A redux of the 2011 Philadelphia Eagles ‘dream team’, the Rams are under the microscope after adding several big-name players to a squad that won 11 games and the NFC West in head coach Sean McVay’s first year.
Joining reigning Defensive Player of the Year Aaron Donald on the defensive line is Ndamukong Suh, while newcomers Aqib Talib and Marcus Peters form a ball-hawking cornerback duo in a secondary also featuring free safety Lamarcus Joyner.
Considering the money and contracts Los Angeles have on their books, their title window with this current roster may not be more than two years, which ups the urgency to win now.
The Seattle Seahawks may not be as much of a threat now that their defence looks unrecognisable, but the San Francisco 49ers could make the Rams earn another NFC West crown thanks to the pairing of Jimmy Garoppolo and Kyle Shanahan.
Garoppolo has yet to lose as a starting quarterback as he holds a flawless 7-0 mark, which includes the five consecutive victories he led the 49ers to at the end of last season.
Elsewhere in the conference, the Atlanta Falcons will attempt to get back to the Super Bowl after taking a step back last year, while the New York Giants are banking on Eli Manning having something left in the tank and the Chicago Bears look to play dark horse under first year head coach Matt Nagy.

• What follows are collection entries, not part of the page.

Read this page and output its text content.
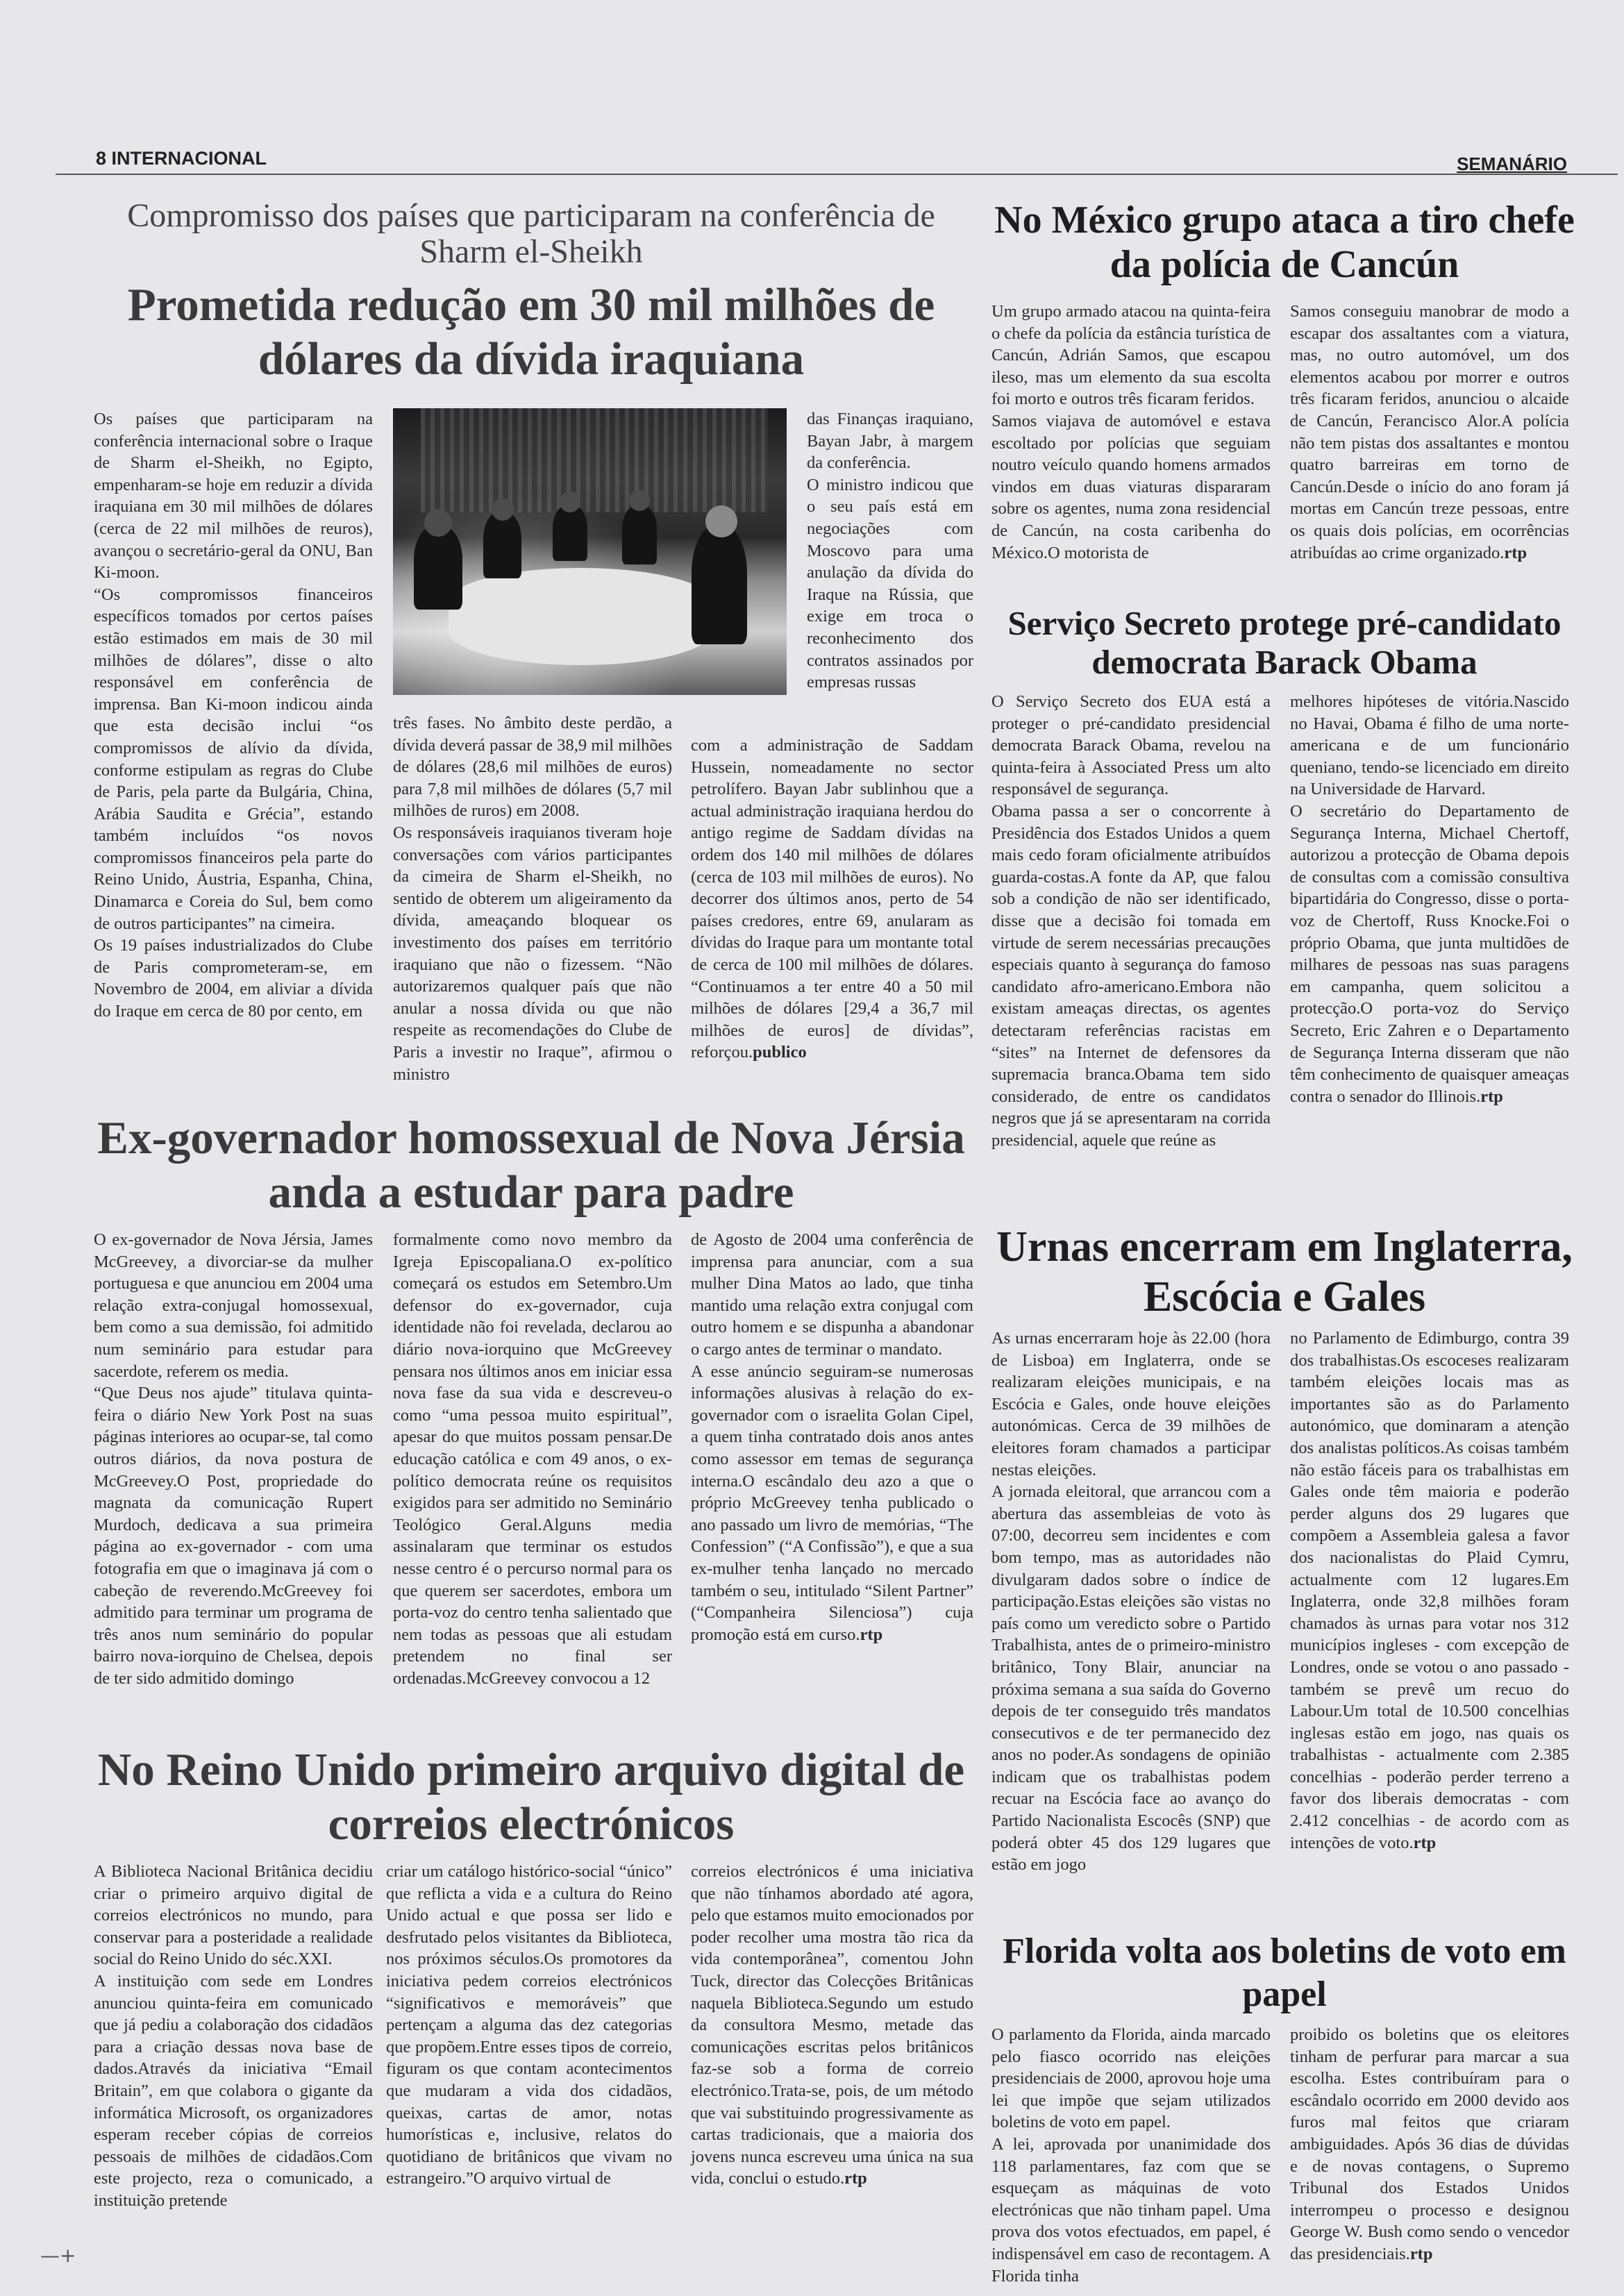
8 INTERNACIONAL	SEMANÁRIO
Compromisso dos países que participaram na conferência de Sharm el-Sheikh
Prometida redução em 30 mil milhões de dólares da dívida iraquiana

Os países que participaram na conferência internacional sobre o Iraque de Sharm el-Sheikh, no Egipto, empenharam-se hoje em reduzir a dívida iraquiana em 30 mil milhões de dólares (cerca de 22 mil milhões de reuros), avançou o secretário-geral da ONU, Ban Ki-moon.
“Os compromissos financeiros específicos tomados por certos países estão estimados em mais de 30 mil milhões de dólares”, disse o alto responsável em conferência de imprensa. Ban Ki-moon indicou ainda que esta decisão inclui “os compromissos de alívio da dívida, conforme estipulam as regras do Clube de Paris, pela parte da Bulgária, China, Arábia Saudita e Grécia”, estando também incluídos “os novos compromissos financeiros pela parte do Reino Unido, Áustria, Espanha, China, Dinamarca e Coreia do Sul, bem como de outros participantes” na cimeira.
Os 19 países industrializados do Clube de Paris comprometeram-se, em Novembro de 2004, em aliviar a dívida do Iraque em cerca de 80 por cento, em

três fases. No âmbito deste perdão, a dívida deverá passar de 38,9 mil milhões de dólares (28,6 mil milhões de euros) para 7,8 mil milhões de dólares (5,7 mil milhões de ruros) em 2008.
Os responsáveis iraquianos tiveram hoje conversações com vários participantes da cimeira de Sharm el-Sheikh, no sentido de obterem um aligeiramento da dívida, ameaçando bloquear os investimento dos países em território iraquiano que não o fizessem. “Não autorizaremos qualquer país que não anular a nossa dívida ou que não respeite as recomendações do Clube de Paris a investir no Iraque”, afirmou o ministro

das Finanças iraquiano, Bayan Jabr, à margem da conferência.
O ministro indicou que o seu país está em negociações com Moscovo para uma anulação da dívida do Iraque na Rússia, que exige em troca o reconhecimento dos contratos assinados por empresas russas

com a administração de Saddam Hussein, nomeadamente no sector petrolífero. Bayan Jabr sublinhou que a actual administração iraquiana herdou do antigo regime de Saddam dívidas na ordem dos 140 mil milhões de dólares (cerca de 103 mil milhões de euros). No decorrer dos últimos anos, perto de 54 países credores, entre 69, anularam as dívidas do Iraque para um montante total de cerca de 100 mil milhões de dólares. “Continuamos a ter entre 40 a 50 mil milhões de dólares [29,4 a 36,7 mil milhões de euros] de dívidas”, reforçou.publico

No México grupo ataca a tiro chefe da polícia de Cancún

Um grupo armado atacou na quinta-feira o chefe da polícia da estância turística de Cancún, Adrián Samos, que escapou ileso, mas um elemento da sua escolta foi morto e outros três ficaram feridos.
Samos viajava de automóvel e estava escoltado por polícias que seguiam noutro veículo quando homens armados vindos em duas viaturas dispararam sobre os agentes, numa zona residencial de Cancún, na costa caribenha do México.O motorista de

Samos conseguiu manobrar de modo a escapar dos assaltantes com a viatura, mas, no outro automóvel, um dos elementos acabou por morrer e outros três ficaram feridos, anunciou o alcaide de Cancún, Ferancisco Alor.A polícia não tem pistas dos assaltantes e montou quatro barreiras em torno de Cancún.Desde o início do ano foram já mortas em Cancún treze pessoas, entre os quais dois polícias, em ocorrências atribuídas ao crime organizado.rtp

Serviço Secreto protege pré-candidato democrata Barack Obama

O Serviço Secreto dos EUA está a proteger o pré-candidato presidencial democrata Barack Obama, revelou na quinta-feira à Associated Press um alto responsável de segurança.
Obama passa a ser o concorrente à Presidência dos Estados Unidos a quem mais cedo foram oficialmente atribuídos guarda-costas.A fonte da AP, que falou sob a condição de não ser identificado, disse que a decisão foi tomada em virtude de serem necessárias precauções especiais quanto à segurança do famoso candidato afro-americano.Embora não existam ameaças directas, os agentes detectaram referências racistas em “sites” na Internet de defensores da supremacia branca.Obama tem sido considerado, de entre os candidatos negros que já se apresentaram na corrida presidencial, aquele que reúne as

melhores hipóteses de vitória.Nascido no Havai, Obama é filho de uma norte-americana e de um funcionário queniano, tendo-se licenciado em direito na Universidade de Harvard.
O secretário do Departamento de Segurança Interna, Michael Chertoff, autorizou a protecção de Obama depois de consultas com a comissão consultiva bipartidária do Congresso, disse o porta-voz de Chertoff, Russ Knocke.Foi o próprio Obama, que junta multidões de milhares de pessoas nas suas paragens em campanha, quem solicitou a protecção.O porta-voz do Serviço Secreto, Eric Zahren e o Departamento de Segurança Interna disseram que não têm conhecimento de quaisquer ameaças contra o senador do Illinois.rtp

Ex-governador homossexual de Nova Jérsia anda a estudar para padre

O ex-governador de Nova Jérsia, James McGreevey, a divorciar-se da mulher portuguesa e que anunciou em 2004 uma relação extra-conjugal homossexual, bem como a sua demissão, foi admitido num seminário para estudar para sacerdote, referem os media.
“Que Deus nos ajude” titulava quinta-feira o diário New York Post na suas páginas interiores ao ocupar-se, tal como outros diários, da nova postura de McGreevey.O Post, propriedade do magnata da comunicação Rupert Murdoch, dedicava a sua primeira página ao ex-governador - com uma fotografia em que o imaginava já com o cabeção de reverendo.McGreevey foi admitido para terminar um programa de três anos num seminário do popular bairro nova-iorquino de Chelsea, depois de ter sido admitido domingo

formalmente como novo membro da Igreja Episcopaliana.O ex-político começará os estudos em Setembro.Um defensor do ex-governador, cuja identidade não foi revelada, declarou ao diário nova-iorquino que McGreevey pensara nos últimos anos em iniciar essa nova fase da sua vida e descreveu-o como “uma pessoa muito espiritual”, apesar do que muitos possam pensar.De educação católica e com 49 anos, o ex-político democrata reúne os requisitos exigidos para ser admitido no Seminário Teológico Geral.Alguns media assinalaram que terminar os estudos nesse centro é o percurso normal para os que querem ser sacerdotes, embora um porta-voz do centro tenha salientado que nem todas as pessoas que ali estudam pretendem no final ser ordenadas.McGreevey convocou a 12

de Agosto de 2004 uma conferência de imprensa para anunciar, com a sua mulher Dina Matos ao lado, que tinha mantido uma relação extra conjugal com outro homem e se dispunha a abandonar o cargo antes de terminar o mandato.
A esse anúncio seguiram-se numerosas informações alusivas à relação do ex-governador com o israelita Golan Cipel, a quem tinha contratado dois anos antes como assessor em temas de segurança interna.O escândalo deu azo a que o próprio McGreevey tenha publicado o ano passado um livro de memórias, “The Confession” (“A Confissão”), e que a sua ex-mulher tenha lançado no mercado também o seu, intitulado “Silent Partner” (“Companheira Silenciosa”) cuja promoção está em curso.rtp

Urnas encerram em Inglaterra, Escócia e Gales

As urnas encerraram hoje às 22.00 (hora de Lisboa) em Inglaterra, onde se realizaram eleições municipais, e na Escócia e Gales, onde houve eleições autonómicas. Cerca de 39 milhões de eleitores foram chamados a participar nestas eleições.
A jornada eleitoral, que arrancou com a abertura das assembleias de voto às 07:00, decorreu sem incidentes e com bom tempo, mas as autoridades não divulgaram dados sobre o índice de participação.Estas eleições são vistas no país como um veredicto sobre o Partido Trabalhista, antes de o primeiro-ministro britânico, Tony Blair, anunciar na próxima semana a sua saída do Governo depois de ter conseguido três mandatos consecutivos e de ter permanecido dez anos no poder.As sondagens de opinião indicam que os trabalhistas podem recuar na Escócia face ao avanço do Partido Nacionalista Escocês (SNP) que poderá obter 45 dos 129 lugares que estão em jogo

no Parlamento de Edimburgo, contra 39 dos trabalhistas.Os escoceses realizaram também eleições locais mas as importantes são as do Parlamento autonómico, que dominaram a atenção dos analistas políticos.As coisas também não estão fáceis para os trabalhistas em Gales onde têm maioria e poderão perder alguns dos 29 lugares que compõem a Assembleia galesa a favor dos nacionalistas do Plaid Cymru, actualmente com 12 lugares.Em Inglaterra, onde 32,8 milhões foram chamados às urnas para votar nos 312 municípios ingleses - com excepção de Londres, onde se votou o ano passado - também se prevê um recuo do Labour.Um total de 10.500 concelhias inglesas estão em jogo, nas quais os trabalhistas - actualmente com 2.385 concelhias - poderão perder terreno a favor dos liberais democratas - com 2.412 concelhias - de acordo com as intenções de voto.rtp

No Reino Unido primeiro arquivo digital de correios electrónicos

A Biblioteca Nacional Britânica decidiu criar o primeiro arquivo digital de correios electrónicos no mundo, para conservar para a posteridade a realidade social do Reino Unido do séc.XXI.
A instituição com sede em Londres anunciou quinta-feira em comunicado que já pediu a colaboração dos cidadãos para a criação dessas nova base de dados.Através da iniciativa “Email Britain”, em que colabora o gigante da informática Microsoft, os organizadores esperam receber cópias de correios pessoais de milhões de cidadãos.Com este projecto, reza o comunicado, a instituição pretende

criar um catálogo histórico-social “único” que reflicta a vida e a cultura do Reino Unido actual e que possa ser lido e desfrutado pelos visitantes da Biblioteca, nos próximos séculos.Os promotores da iniciativa pedem correios electrónicos “significativos e memoráveis” que pertençam a alguma das dez categorias que propõem.Entre esses tipos de correio, figuram os que contam acontecimentos que mudaram a vida dos cidadãos, queixas, cartas de amor, notas humorísticas e, inclusive, relatos do quotidiano de britânicos que vivam no estrangeiro.”O arquivo virtual de

correios electrónicos é uma iniciativa que não tínhamos abordado até agora, pelo que estamos muito emocionados por poder recolher uma mostra tão rica da vida contemporânea”, comentou John Tuck, director das Colecções Britânicas naquela Biblioteca.Segundo um estudo da consultora Mesmo, metade das comunicações escritas pelos britânicos faz-se sob a forma de correio electrónico.Trata-se, pois, de um método que vai substituindo progressivamente as cartas tradicionais, que a maioria dos jovens nunca escreveu uma única na sua vida, conclui o estudo.rtp

Florida volta aos boletins de voto em papel

O parlamento da Florida, ainda marcado pelo fiasco ocorrido nas eleições presidenciais de 2000, aprovou hoje uma lei que impõe que sejam utilizados boletins de voto em papel.
A lei, aprovada por unanimidade dos 118 parlamentares, faz com que se esqueçam as máquinas de voto electrónicas que não tinham papel. Uma prova dos votos efectuados, em papel, é indispensável em caso de recontagem. A Florida tinha

proibido os boletins que os eleitores tinham de perfurar para marcar a sua escolha. Estes contribuíram para o escândalo ocorrido em 2000 devido aos furos mal feitos que criaram ambiguidades. Após 36 dias de dúvidas e de novas contagens, o Supremo Tribunal dos Estados Unidos interrompeu o processo e designou George W. Bush como sendo o vencedor das presidenciais.rtp

—+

Arguably the best division in football this season, the NFC North is stacked with teams that are, at best, Super Bowl contenders, and at worst, capable of making the playoffs.
Learn more about the teams with our NFC North team guides.
Head coach: Matt Nagy
Star player: Khalil Mack
Last season: 5-11
Key ins: Khalil Mack (Oakland), Trey Burton (Philadelphia), Taylor Gabriel (Atlanta), Allen Robinson (Jacksonville), Roquan Smith (rookie), James Daniels (rookie), Anthony Miller (rookie)
Key outs: Josh Sitton (Miami), Pernell McPhee (Washington), Cameron Meredith (New Orleans)
Strengths: Trade for Mack makes their front seven even more formidable.
Weaknesses: Offence has the potential to thrive, but has several question marks, including Mitchell Trubisky at quarterback.
Verdict: They’ve upped the urgency to win now and have the talent to vie for a playoff spot.
Head coach: Matt Patricia
Star player: Matthew Stafford
Last season: 9-7
Key ins: LeGarrette Blount (Philadelphia), Eli Harold (San Francisco), Kerryon Johnson (rookie), Frank Ragnow (rookie)
Key outs: Eric Ebron (Indianapolis), D.J. Hayden (Jacksonville), Haloti Ngata (Philadelphia), Dwight Freeney (retired)
Strengths: Golden Tate and Marvin Jones were the only receiver duo in the league last season to both top 1,000 yards.
Weaknesses: Ranked dead last in rushing last year, although they’ve addressed that by bringing in Blount and Johnson.
Verdict: Even though they’re better on paper than last year, they’ll struggle to come out of one of the toughest divisions.
GREEN BAY PACKERS
Head coach: Mike McCarthy
Star player: Aaron Rodgers
Last season: 7-9
Key ins: Jimmy Graham (Seattle), Muhammad Wilkerson (NY Jets), Tramon Williams (Arizona), DeShone Kizer (Cleveland), Marcedes Lewis (Jacksonville), Jaire Alexander (rookie), Josh Jackson (rookie)
Key outs: Jordy Nelson (Oakland), Damarious Randall (Cleveland), Morgan Burnett (Pittsburgh)
Strengths: Have the best quarterback in the league, who is fully healthy and back on the field.
Weaknesses: Surrendered the second-highest passer rating to quarterbacks last year (102.0).
Verdict: Always a Super Bowl contender with Rodgers, but need to hit on the changes they’ve made.
Head coach: Mike Zimmer
Star player: Harrison Smith
Last season: 13-3, lost in NFC Championship
Key ins: Kirk Cousins (Washington), Sheldon Richardson (Seattle), George Iloka (Cincinnati), Mike Hughes (rookie), Brian O’Neill (rookie)
Key outs: Sam Bradford (Arizona), Teddy Bridgewater (New Orleans), Tramaine Brock (Denver), Jerick McKinnon (San Francisco), Case Keenum (Denver), Joe Berger (retired)
Strengths: Defence allowed the fewest yards (275.9) and points (15.8) in the league last year.
Weaknesses: Banged up offensive line is the biggest area of concern.
Verdict: Oozing with talent as legit Super Bowl challengers.